Empfehlen Sie spezielle Hilfsmittel?

Das wichtigste „Hilfsmittel“ scheint mir der Erinnerungszettel zu sein, auf dem dokumentiert wird, ob die Mundpflege an dem jeweiligen Tag bereits stattgefunden hat oder nicht. Es gibt gute Studien, die einen klinischen Mehrwert bei der Nutzung von elektrischen Zahnbürsten gegenüber Handzahnbürsten zeigen. Eine wichtige Rolle spielen auch Interdentalbürsten. In Befragungen durch unsere Arbeitsgruppe bewerteten Patienten es übrigens überwiegend als positiv, bei ihrer Mundpflege unterstützt zu werden. Das galt unabhängig von der Auswahl der Zahnbürste, wohingegen Pflegekräfte in einer eigenen Untersuchung lieber mit elektrischen als mit manuellen Zahnbürsten putzten.


Haben Sie Tipps, wie „schwierige“ Menschen für die Mundhygiene­-Unter­stützung gewonnen werden können?

Zunächst muss genau definiert werden, wer diese „schwierigen“ Menschen sind: Patienten mit „herausforderndem Verhalten“, „uneinsichtige“ Pflegekräfte oder beide? Natürlich stellt die Mundhöhle einen Intimbereich für alle Beteiligten dar, was aus zahnärztlicher Sicht nicht immer nachvollziehbar ist. Aus meiner Erfahrung sollte zunächst in geeigneter Weise erklärt werden, warum bestimmte Mundpflegemaßnahmen notwendig und welches die Risiken sind, wenn diese unterlassen werden. Das gilt sowohl für Patienten als auch deren Angehörige und das Pflegepersonal. Es kann schwierig sein, dies in einem zeitlich an die Praxisstrukturen angepassten Rahmen durchzuführen. Die Instruktion oder praktische Übungen können meist an das zahnärztliche Team delegiert werden, unter Berücksichtigung des gesetzlichen Delegationsrahmens. Mit genügend Geduld wird die Mundpflegeunterstützung irgendwann „normal“.

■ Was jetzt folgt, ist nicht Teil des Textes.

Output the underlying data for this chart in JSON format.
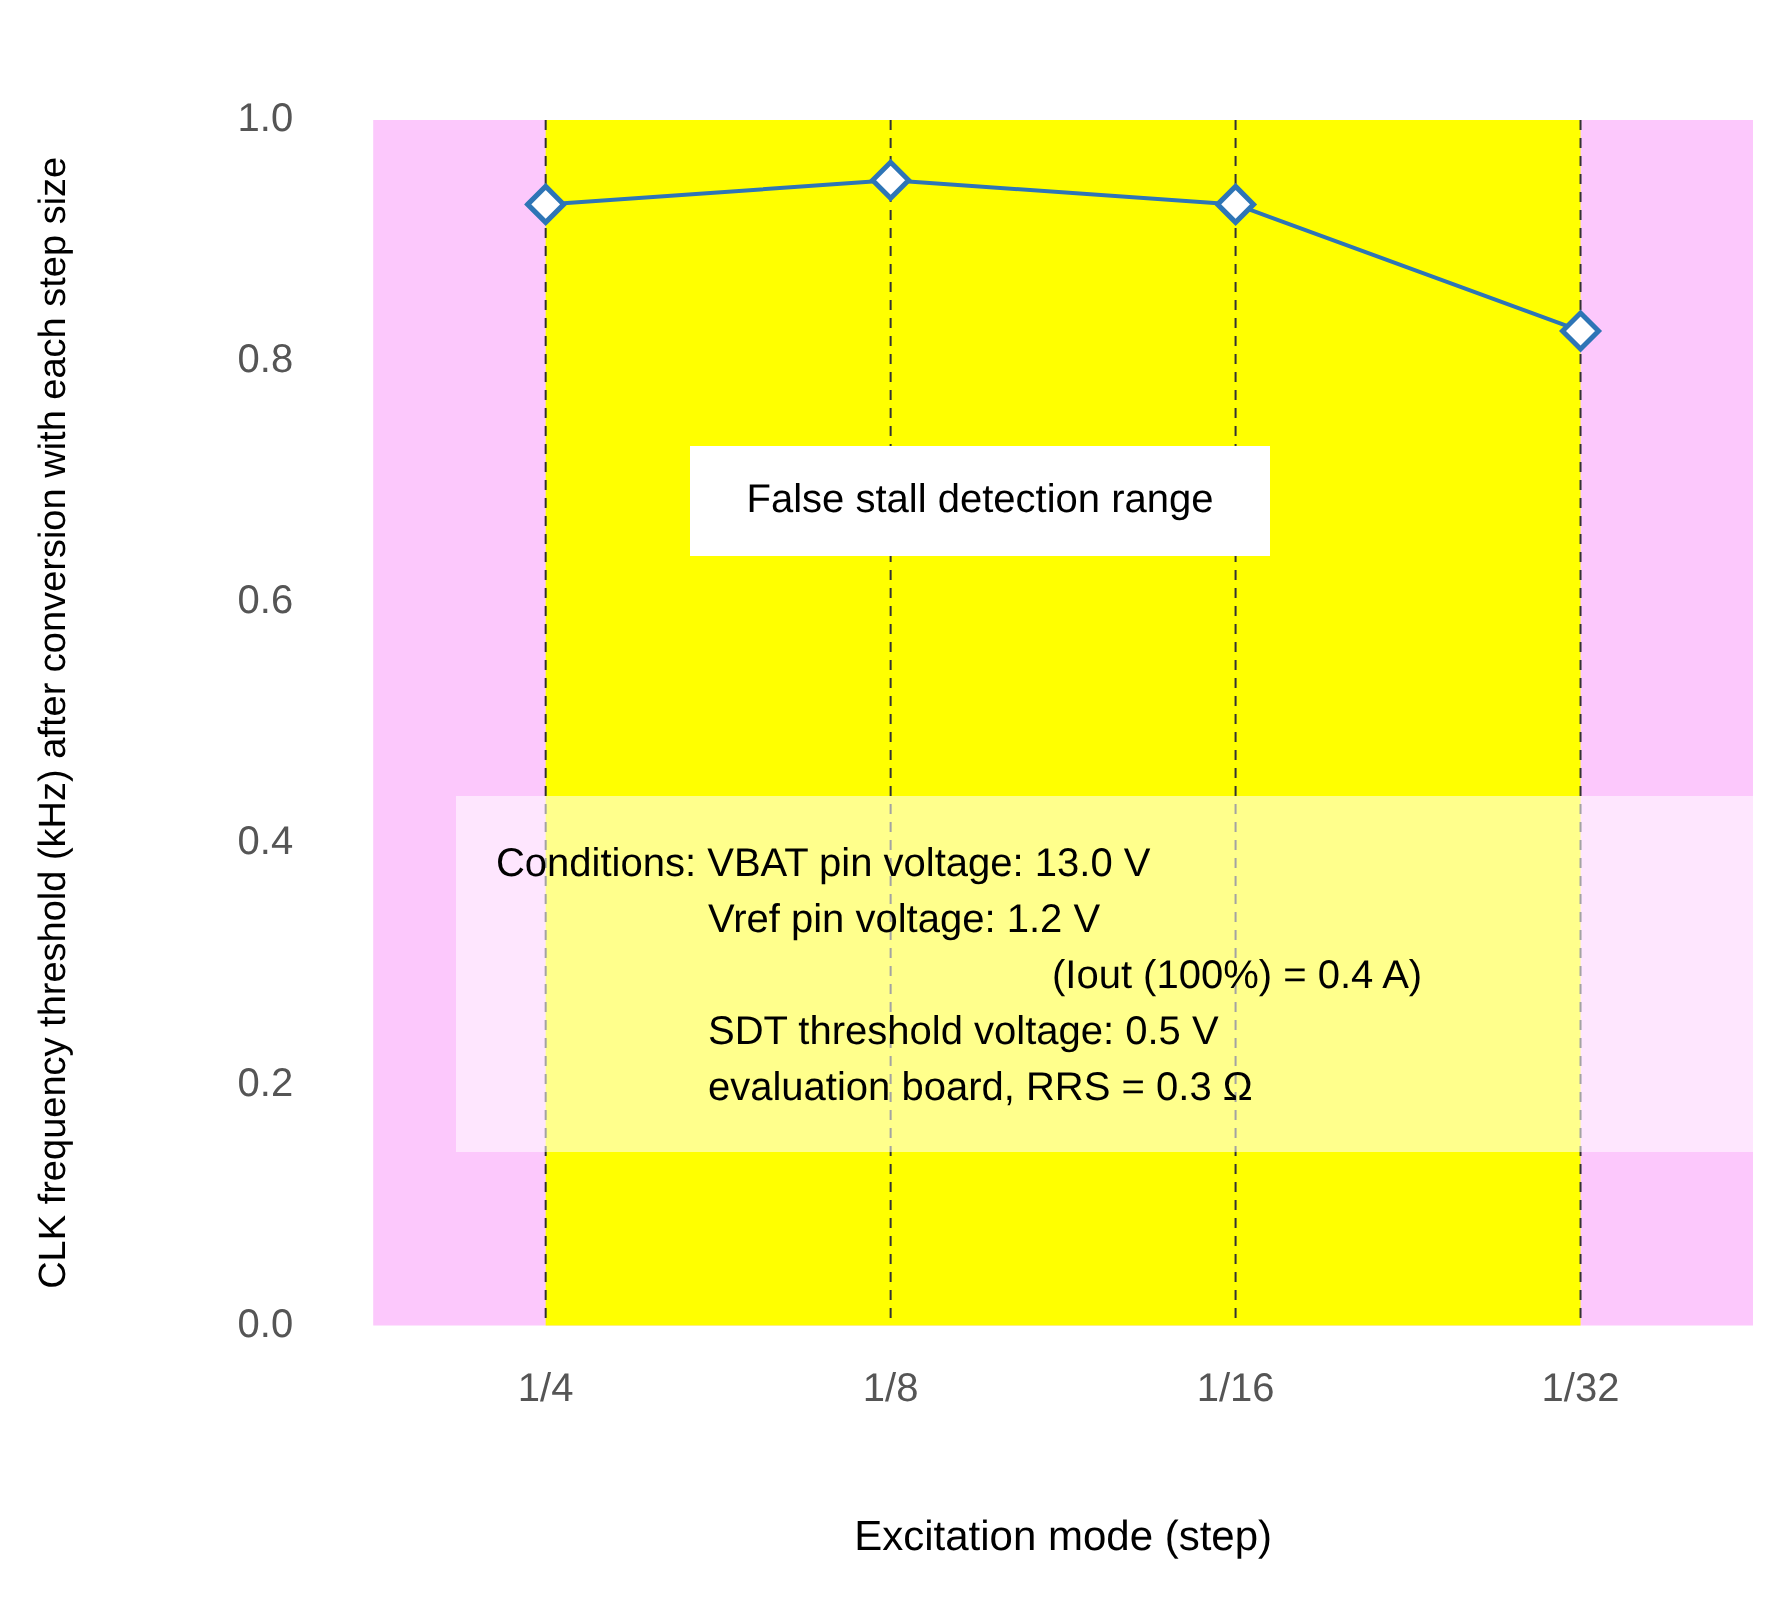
{
  "chart_data": {
    "type": "line",
    "xlabel": "Excitation mode (step)",
    "ylabel": "CLK frequency threshold (kHz) after conversion with each step size",
    "categories": [
      "1/4",
      "1/8",
      "1/16",
      "1/32"
    ],
    "series": [
      {
        "color": "#2e75b6",
        "values": [
          0.93,
          0.95,
          0.93,
          0.825
        ]
      }
    ],
    "marker": "diamond",
    "line_style": "solid",
    "grid": false,
    "legend": false,
    "ylim": [
      0,
      1.0
    ],
    "yticks": [
      {
        "value": 0,
        "label": "0.0"
      },
      0.2,
      0.4,
      0.6,
      0.8,
      {
        "value": 1,
        "label": "1.0"
      }
    ],
    "bands": [
      {
        "axis": "y",
        "from": 0,
        "to": 1.0,
        "color": "#fcc8fc"
      },
      {
        "axis": "x",
        "from": "1/4",
        "to": "1/32",
        "color": "#ffff00",
        "label": "False stall detection range"
      }
    ],
    "ref_lines": [
      {
        "axis": "x",
        "value": "1/4",
        "color": "#333333",
        "line_style": "dashed"
      },
      {
        "axis": "x",
        "value": "1/8",
        "color": "#333333",
        "line_style": "dashed"
      },
      {
        "axis": "x",
        "value": "1/16",
        "color": "#333333",
        "line_style": "dashed"
      },
      {
        "axis": "x",
        "value": "1/32",
        "color": "#333333",
        "line_style": "dashed"
      }
    ],
    "annotations": [
      "Conditions: VBAT pin voltage: 13.0 V",
      "Vref pin voltage: 1.2 V",
      "(Iout (100%) = 0.4 A)",
      "SDT threshold voltage: 0.5 V",
      "evaluation board, RRS = 0.3 Ω"
    ]
  }
}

Was ändert sich durch die neue PAR-Richtlinie in Bezug auf pflegebeürftige Menschen?

Grundsätzlich sehe ich die neue PAR-Richtlinie positiv, da dem parodontalen Behandlungsbedarf in unserer Gesellschaft besser Rechnung getragen wird. Insbesondere ist es zu begrüßen, dass nun für gesetzlich versicherte Menschen mit zugeordnetem Pflegegrad auch die Möglichkeit für einen niedrigschwelligen Zugang besteht. So genügt bei diesen Patienten in begründeten Fällen eine Anzeigepflicht der parodontalen Behandlungsplanung gegenüber der Krankenkasse – bei festgestelltem Therapiebedarf können wir die Behandlung also ohne zeitlichen Verzug beginnen. Werden Patienten gemäß der Parodontitis-Richtlinie nach  Paragraf 22a SGB V außerhalb der systematischen Behandlung therapiert, können jedoch nach meinem Verständnis die neuen Positionen „Parodontologisches Aufklärungs- und Therapiegespräch“ (ATG), Mundhygiene-Instruktion (MHU) sowie die Positionen der „Unterstützenden Parodontitistherapie – Kontrolle (a) und Unterweisung (b)“ (UPTa/b) nicht zulasten der gesetzlichen Krankenversicherung abgerechnet werden. Es wird abzuwarten bleiben, wie sich diese neuen Möglichkeiten im Alltag bei Menschen mit Pflegebedarf umsetzen lassen und welcher klinische Nutzen hier erreicht wird.

 

 Dr. Dr. Greta Barbe

 

 

PD Dr. Dr. Greta Barbe

Die Zahnärztin, Ärztin und Privatdozentin Dr. Dr. Greta Barbe arbeitet an der Kölner Universitätszahnklinik im Fachbereich Parodontologie. Sie ist auch Spezialistin für Seniorenzahnmedizin der Deutschen Gesellschaft für Alterszahnheilkunde (DGAZ) und leitet die entsprechende Arbeitsgemeinschaft ihrer Klinik. Barbes Forschungsschwerpunkte sind unter anderem Mundhygiene-Konzepte für Pflegebedürftige und Zusammenhänge zwischen oralen und systemischen Erkrankungen. Dr. Jan H. Koch (Freising) befragte sie zu den Themen Mundhygiene und Auswirkungen der neuen PAR-Richtlinie mit den zugehörigen Abrechnungspositionen.